Il a accéléré lorsque le printemps arabe a commencé, notamment en Syrie et au Yémen.

L’Iran voulait être une superpuissance régionale. Le printemps arabe était une chance pour l’Iran de mettre fin à son isolement et à ses sanctions. Il a donc interféré avec son armée pour protéger le régime d’Assad dès le début de la révolution syrienne en mars 2011.

Son deuxième objectif était d’éliminer le danger de ses routes vers la connexion avec le Hezbollah au Liban.

La lutte pour les routes terrestres à travers le Badiah syrien

Alors que la guerre en Syrie se poursuivait, l’Iran était conscient du fait que les États-Unis voulaient empêcher tout accès de l’Iran à la Syrie via l’Irak.
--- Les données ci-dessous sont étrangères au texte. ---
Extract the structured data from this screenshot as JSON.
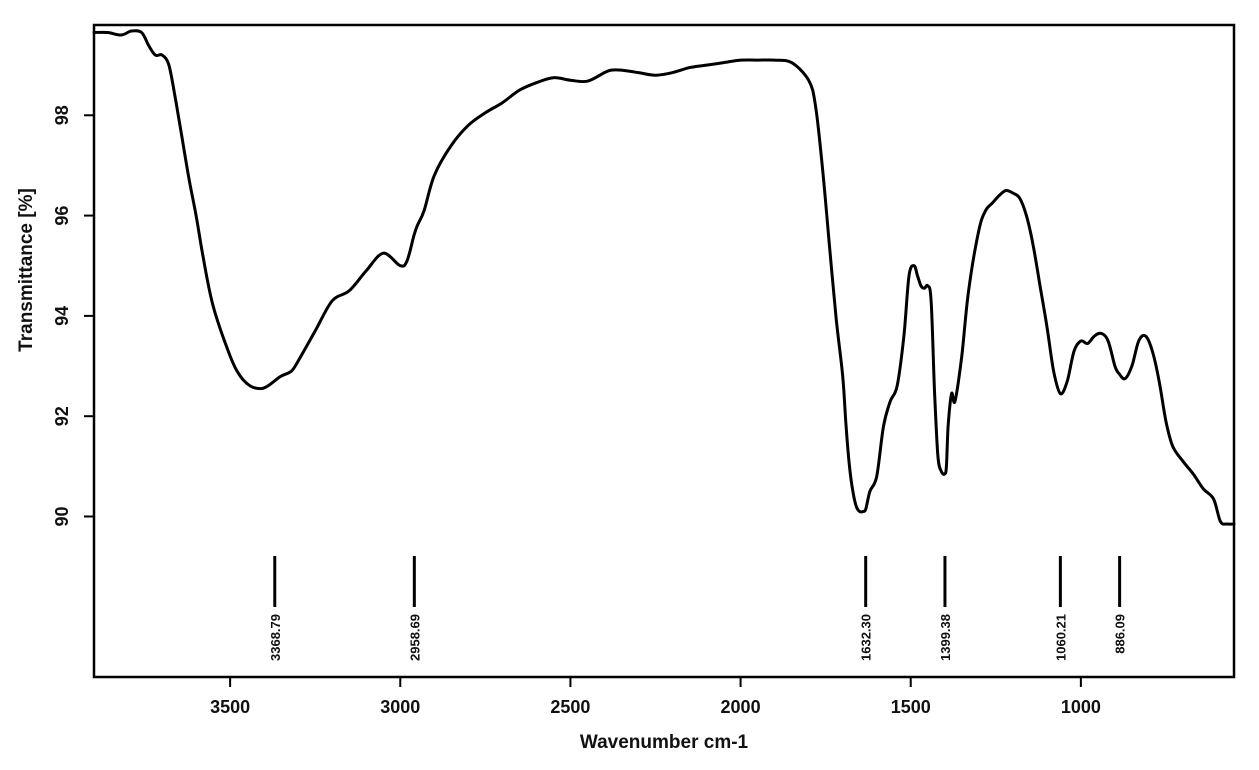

Par conséquent, il a poussé ses forces à saisir des parties de la frontière au Nord-est du poste-frontière d’Al Waleed avec l’Irak.

Il a occupé la base militaire irakienne TH3 avant de capturer de vastes zones du Badiah syrien. C’est ainsi que les forces iraniennes ont encerclé la base militaire Al Tanf de tous les côtés.

Il était clair que l’Iran souhaitait disposer de ses propres routes terrestres reliant Téhéran à la Méditerranée.

Qasem Sulaimani, chef du Corps des gardes de la révolution islamique SRGC, était chargé de la mise en œuvre du projet et de la vision iraniens. Il a jeté les bases de cette stratégie.

Les forces iraniennes ont dû parcourir 1 000 kilomètres à travers les vallées de l’Euphrate et du Tigre, ainsi que de vastes zones du vaste désert d’Irak et de Syrie.

Les traces des itinéraires, objectifs et obstacles

Les routes terrestres vont profondément dans les territoires irakiens au sud de Bagdad, la capitale de l’Irak, puis dans le désert d’Al Anbar en passant par Falujah et Rumadi jusqu’à la frontière syrienne.

Cette route continue jusqu’à Al Sukhnah, puis à Damas. Mais l’Iran a été perturbé par les poches de l’État islamique dans le Badiah syrien.

La résistance féroce de l’ISIS et la base militaire américaine à Al Tanf ont été les principaux obstacles à l’accès de l’Iran à la Méditerranée. Ainsi, le projet iranien est presque avorté.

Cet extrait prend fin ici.